Running Amazon EMR with a custom AMI?


I need to run a custom C++ job as a Map Reduce on Amazon, and was planning to use Hadoop streaming for this. The C++ mapper executable relies on dozens of custom libraries, some of which are time-consuming to build.

I expected EMR to support custom AMIs (already have one built). However, after a careful look at the documentation it seems that it is only possible to run EMR on predefined images:

Am I missing something? If, indeed, only predefined AMIs are supported, what is the best option for getting this to run? The executable, obviously, is on s3, but can I actually bundle it up so that it depends on no shared libs at all?



You are correct, because of the many software tools and configurations required on an Hadoop cluster node, only Amazon provided AMI are allowed on EMR.

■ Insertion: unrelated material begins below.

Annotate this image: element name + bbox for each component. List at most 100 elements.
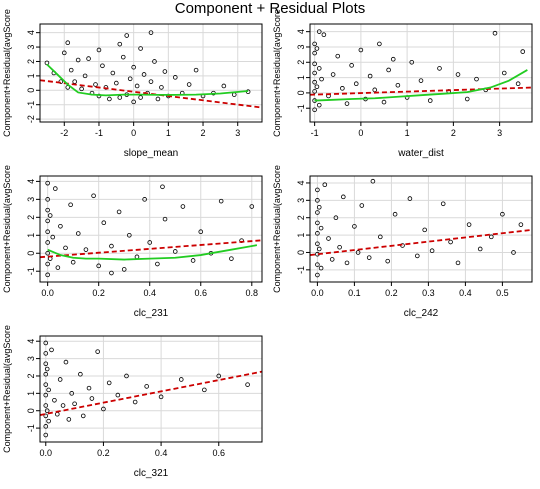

You can use standard bootstrapping techniques to install any additional software you require to run on your cluster.
See to learn more about bootstrap actions.

Back to your use case :
Why is it taking so long to bootstrap in your use case ? Because there are many packages ? Because you’re compiling them from source ?

In the latter case, it might be worth to build your .deb packages and to install them from a custom repository to speed up bootstrap process.

If it just because you have many packages to install, I am afraid there is no obvious solution today. I can think about EBS snapshots and volumes being created and attached during bootstrap – but the feasibility of this really depends on your use case.